Saúde digital exige conformidade, segurança e integração. Veja como construir sistemas para clínicas, hospitais e healthtechs sem cair em armadilhas regulatórias.

Saúde digital em 2026

O setor de saúde vive transformação profunda. Telemedicina, prontuários eletrônicos, IA diagnóstica e integrações com planos. Projetos de desenvolvimento de software em saúde exigem conhecimento técnico e regulatório.

LGPD em saúde: dados sensíveis

Dados de saúde são sensíveis pela LGPD. Exigem base legal específica (consentimento explícito, tutela da saúde, etc.), registro em RIPD e medidas reforçadas de segurança.

  • Criptografia em trânsito e repouso;
  • Logs de acesso auditáveis;
  • Controle granular de permissões;
  • Anonimização/pseudonimização quando possível;
  • Plano de resposta a incidentes.

Padrões: HL7 e FHIR

HL7 é o padrão internacional de troca de informações em saúde.
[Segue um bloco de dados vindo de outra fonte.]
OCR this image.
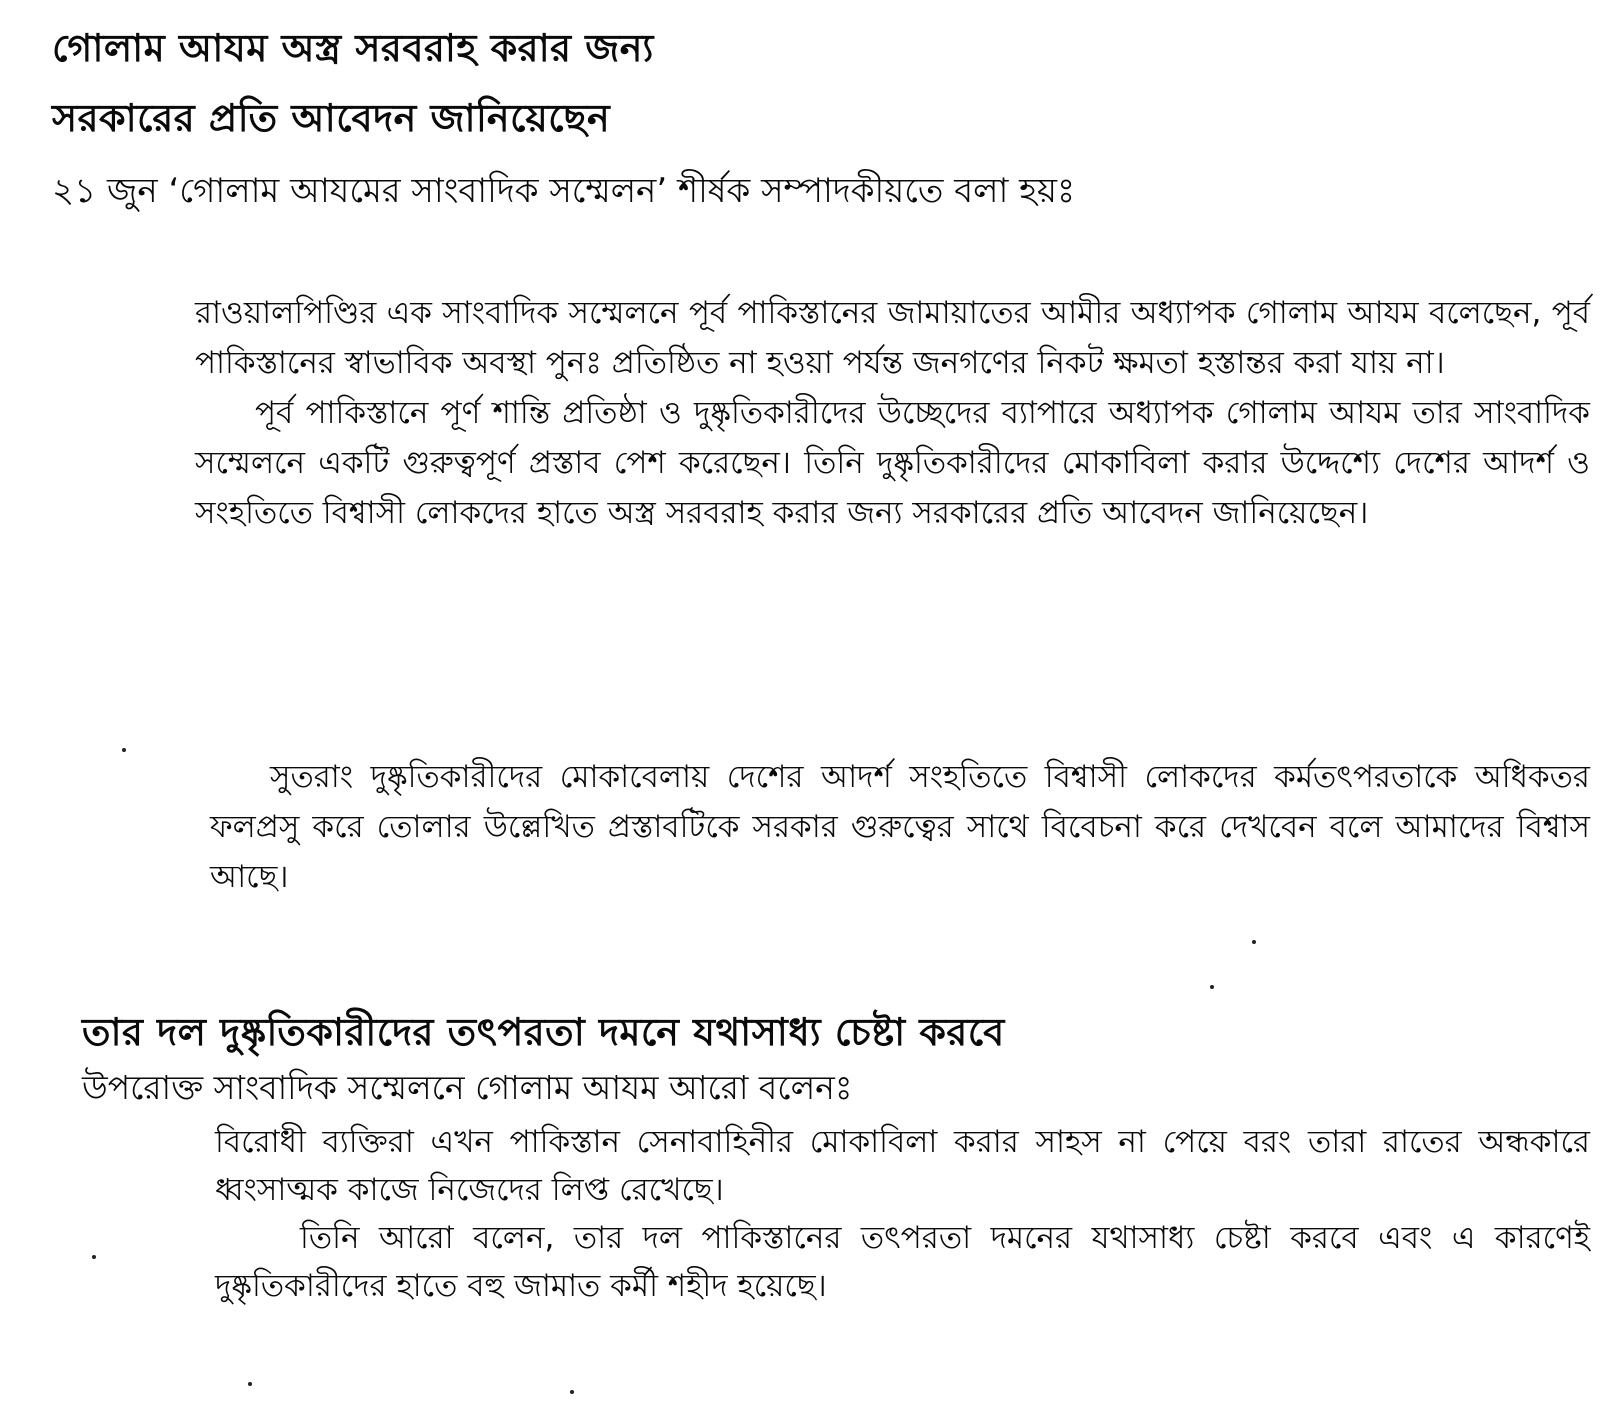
গোলাম আযম অস্ত্র সরবরাহ করার জন্য
সরকারের প্রতি আবেদন জানিয়েছেন
২১ জুন ‘গোলাম আযমের সাংবাদিক সম্মেলন’ শীর্ষক সম্পাদকীয়তে বলা হয়ঃ

রাওয়ালপিণ্ডির এক সাংবাদিক সম্মেলনে পূর্ব পাকিস্তানের জামায়াতের আমীর অধ্যাপক গোলাম আযম বলেছেন, পূর্ব পাকিস্তানের স্বাভাবিক অবস্থা পুনঃ প্রতিষ্ঠিত না হওয়া পর্যন্ত জনগণের নিকট ক্ষমতা হস্তান্তর করা যায় না।

পূর্ব পাকিস্তানে পূর্ণ শান্তি প্রতিষ্ঠা ও দুষ্কৃতিকারীদের উচ্ছেদের ব্যাপারে অধ্যাপক গোলাম আযম তার সাংবাদিক সম্মেলনে একটি গুরুত্বপূর্ণ প্রস্তাব পেশ করেছেন। তিনি দুষ্কৃতিকারীদের মোকাবিলা করার উদ্দেশ্যে দেশের আদর্শ ও সংহতিতে বিশ্বাসী লোকদের হাতে অস্ত্র সরবরাহ করার জন্য সরকারের প্রতি আবেদন জানিয়েছেন।

সুতরাং দুষ্কৃতিকারীদের মোকাবেলায় দেশের আদর্শ সংহতিতে বিশ্বাসী লোকদের কর্মতৎপরতাকে অধিকতর ফলপ্রসু করে তোলার উল্লেখিত প্রস্তাবটিকে সরকার গুরুত্বের সাথে বিবেচনা করে দেখবেন বলে আমাদের বিশ্বাস আছে।

তার দল দুষ্কৃতিকারীদের তৎপরতা দমনে যথাসাধ্য চেষ্টা করবে
উপরোক্ত সাংবাদিক সম্মেলনে গোলাম আযম আরো বলেনঃ

বিরোধী ব্যক্তিরা এখন পাকিস্তান সেনাবাহিনীর মোকাবিলা করার সাহস না পেয়ে বরং তারা রাতের অন্ধকারে ধ্বংসাত্মক কাজে নিজেদের লিপ্ত রেখেছে।

তিনি আরো বলেন, তার দল পাকিস্তানের তৎপরতা দমনের যথাসাধ্য চেষ্টা করবে এবং এ কারণেই দুষ্কৃতিকারীদের হাতে বহু জামাত কর্মী শহীদ হয়েছে।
FHIR (Fast Healthcare Interoperability Resources) é a evolução moderna, baseada em REST e JSON, amplamente adotada.

Seu sistema deve falar FHIR se quiser integrar com hospitais, planos de saúde, laboratórios e sistemas do governo.

Integrações essenciais

SistemaTipo
TISS (operadoras)XML via ANS
Receita DigitalAPI do CFM
DATASUSBarramento SUS
LaboratóriosHL7/FHIR, APIs proprietárias
PlanosTISS/FHIR

Telemedicina: pontos técnicos

  • Vídeo com WebRTC (Twilio, Daily, Jitsi);
  • Prescrição digital assinada com ICP-Brasil;
  • Gravação com consentimento explícito;
  • Fila de atendimento inteligente;
  • Retenção de dados conforme CFM.

IA em saúde: cuidados

IA generativa em saúde não substitui decisão médica. Use como apoio, com disclaimer claro e rastreabilidade.
  • Não alucinar em diagnóstico;
  • Registrar interação médico-IA;
  • Avaliar viés em datasets de treino;
  • Certificações pertinentes (SBIS, ISO 27001, HDS).

Perguntas frequentes sobre desenvolvimento de software

Posso armazenar dados de saúde na nuvem?

Sim, desde que com criptografia, controle de acesso e, preferencialmente, em regiões brasileiras (AWS SP, GCP SP, Azure BR).

O que é SBIS?

Sociedade Brasileira de Informática em Saúde. Certifica sistemas de prontuário eletrônico (NGS1 e NGS2).

FHIR é obrigatório?

Não por lei, mas é o padrão de mercado. Sistemas sem FHIR terão dificuldade de integrar com grandes players.

Como fazer prescrição digital?

Use certificado ICP-Brasil do médico ou plataformas como Memed/Nexodata que cuidam da assinatura.

Posso usar IA generativa em prontuário?

Para sumarizar consulta, sim com consentimento. Para diagnosticar, cautela máxima — sempre com supervisão médica.

Quanto custa um sistema de clínica?

MVP: R$ 60-150k. Sistema completo com TISS e prontuário: R$ 300k-1M. SaaS white label: R$ 150-500k.